Politique : Macky Président, Khalifa emprisonné, Thierno Alassane dissident, quand les Sall occupent l’espace politique du pays

Les Sall ont dans le sang l’esprit de rébellion. C’est d’ailleurs le constat que nous avons fait en analysant les cas de Macky Sall, Khalifa Sall et Thierno Alassane Sall.

Après avoir donné la victoire à Wade au premier tour en 2007, Macky Sall était alors devenu quelques temps après Président de l’assemblée nationale, gérant pour Wade la majorité mécanique libérale. Mais cela n’a pas fait long feu, puisqu’il avait cautionné la convocation de Karim Wade à l’hémicycle afin que ce dernier s’explique sur les fonds et le financement de l’OCI. Un tel acte que n’a pas supporté le Pape du Sopi, qui déclencha sur le champ la procédure de « destitution » de Macky Sall. Ce dernier poussé à la porte de sortie quittera le navire, construira le sien et s’attaquera comme un pirate à Wade et à son régime. La suite de l’histoire vous la connaissez.

Quand à Khalifa Sall, son refus de s’aligner derrière Macky Sall et d’avoir décliné ses ambitions un peu trop tôt lui ont valu aujourd’hui tous ses déboires.

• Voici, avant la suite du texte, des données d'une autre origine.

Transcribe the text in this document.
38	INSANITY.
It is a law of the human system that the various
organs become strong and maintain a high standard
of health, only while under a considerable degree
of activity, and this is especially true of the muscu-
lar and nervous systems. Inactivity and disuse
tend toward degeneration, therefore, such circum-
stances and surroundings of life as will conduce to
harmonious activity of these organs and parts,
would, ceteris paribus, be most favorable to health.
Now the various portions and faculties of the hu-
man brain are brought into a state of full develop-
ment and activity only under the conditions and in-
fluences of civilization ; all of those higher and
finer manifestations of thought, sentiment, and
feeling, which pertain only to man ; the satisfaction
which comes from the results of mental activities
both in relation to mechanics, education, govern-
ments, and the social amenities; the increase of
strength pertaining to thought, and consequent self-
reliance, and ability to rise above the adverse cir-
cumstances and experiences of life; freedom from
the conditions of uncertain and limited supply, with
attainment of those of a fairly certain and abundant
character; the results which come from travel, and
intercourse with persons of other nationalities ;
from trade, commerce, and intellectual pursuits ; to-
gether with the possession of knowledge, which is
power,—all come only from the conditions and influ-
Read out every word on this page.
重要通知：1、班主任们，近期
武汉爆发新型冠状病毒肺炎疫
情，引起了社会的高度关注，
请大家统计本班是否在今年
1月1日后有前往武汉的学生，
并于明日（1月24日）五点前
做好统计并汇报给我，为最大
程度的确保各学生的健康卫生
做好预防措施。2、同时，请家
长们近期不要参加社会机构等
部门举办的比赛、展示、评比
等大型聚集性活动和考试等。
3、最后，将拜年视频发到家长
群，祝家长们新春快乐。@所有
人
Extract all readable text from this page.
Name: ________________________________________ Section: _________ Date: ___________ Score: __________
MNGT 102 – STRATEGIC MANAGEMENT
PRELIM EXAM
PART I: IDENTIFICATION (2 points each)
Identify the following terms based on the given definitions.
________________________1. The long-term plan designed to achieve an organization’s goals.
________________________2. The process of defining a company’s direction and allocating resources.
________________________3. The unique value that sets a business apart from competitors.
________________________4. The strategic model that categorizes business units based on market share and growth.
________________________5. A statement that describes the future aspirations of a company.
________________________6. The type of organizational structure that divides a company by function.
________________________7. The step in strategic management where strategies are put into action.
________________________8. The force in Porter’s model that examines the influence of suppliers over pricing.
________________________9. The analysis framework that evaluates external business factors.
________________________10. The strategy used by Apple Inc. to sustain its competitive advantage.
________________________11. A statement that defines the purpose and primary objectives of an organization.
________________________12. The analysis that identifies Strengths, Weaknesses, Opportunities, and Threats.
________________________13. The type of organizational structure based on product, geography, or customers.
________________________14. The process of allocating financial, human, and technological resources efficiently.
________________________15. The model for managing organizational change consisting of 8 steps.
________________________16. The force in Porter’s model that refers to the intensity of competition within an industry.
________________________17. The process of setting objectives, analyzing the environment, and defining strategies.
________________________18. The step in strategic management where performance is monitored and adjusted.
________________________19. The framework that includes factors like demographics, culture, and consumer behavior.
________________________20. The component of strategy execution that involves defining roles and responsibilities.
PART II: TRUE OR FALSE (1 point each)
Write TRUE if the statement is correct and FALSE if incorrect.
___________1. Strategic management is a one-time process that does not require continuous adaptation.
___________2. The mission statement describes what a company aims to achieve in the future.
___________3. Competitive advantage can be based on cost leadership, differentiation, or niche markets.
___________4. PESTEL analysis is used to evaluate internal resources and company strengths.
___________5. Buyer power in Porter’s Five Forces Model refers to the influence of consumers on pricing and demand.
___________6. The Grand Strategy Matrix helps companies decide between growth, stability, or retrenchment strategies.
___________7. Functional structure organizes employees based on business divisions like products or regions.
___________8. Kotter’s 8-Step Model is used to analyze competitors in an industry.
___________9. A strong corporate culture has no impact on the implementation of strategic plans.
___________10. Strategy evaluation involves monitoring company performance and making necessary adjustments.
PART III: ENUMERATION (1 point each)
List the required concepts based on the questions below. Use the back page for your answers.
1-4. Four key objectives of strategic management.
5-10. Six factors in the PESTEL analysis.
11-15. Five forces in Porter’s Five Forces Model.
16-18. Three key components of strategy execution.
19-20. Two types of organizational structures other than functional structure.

Cela fait maintenant plus de 200 jours qu’il est détenu à Rebeuss, attendant son procès. Entre temps il est devenu député, mais cela n’a pas conduit non plus à sa libération, bien au contraire, le camps d’en face cherche à le liquider définitivement, une lettre de levée de son immunité parlementaire est déposée sur la table du Président de l’assemblée nationale, une commission ad’hoc s’est réunie, et elle compte donner un avis favorable pour la levée de son immunité en séance plénière dans lus brefs délais avec en préalable un formulaire d’interrogatoire auquel il doit impérativement se conformer.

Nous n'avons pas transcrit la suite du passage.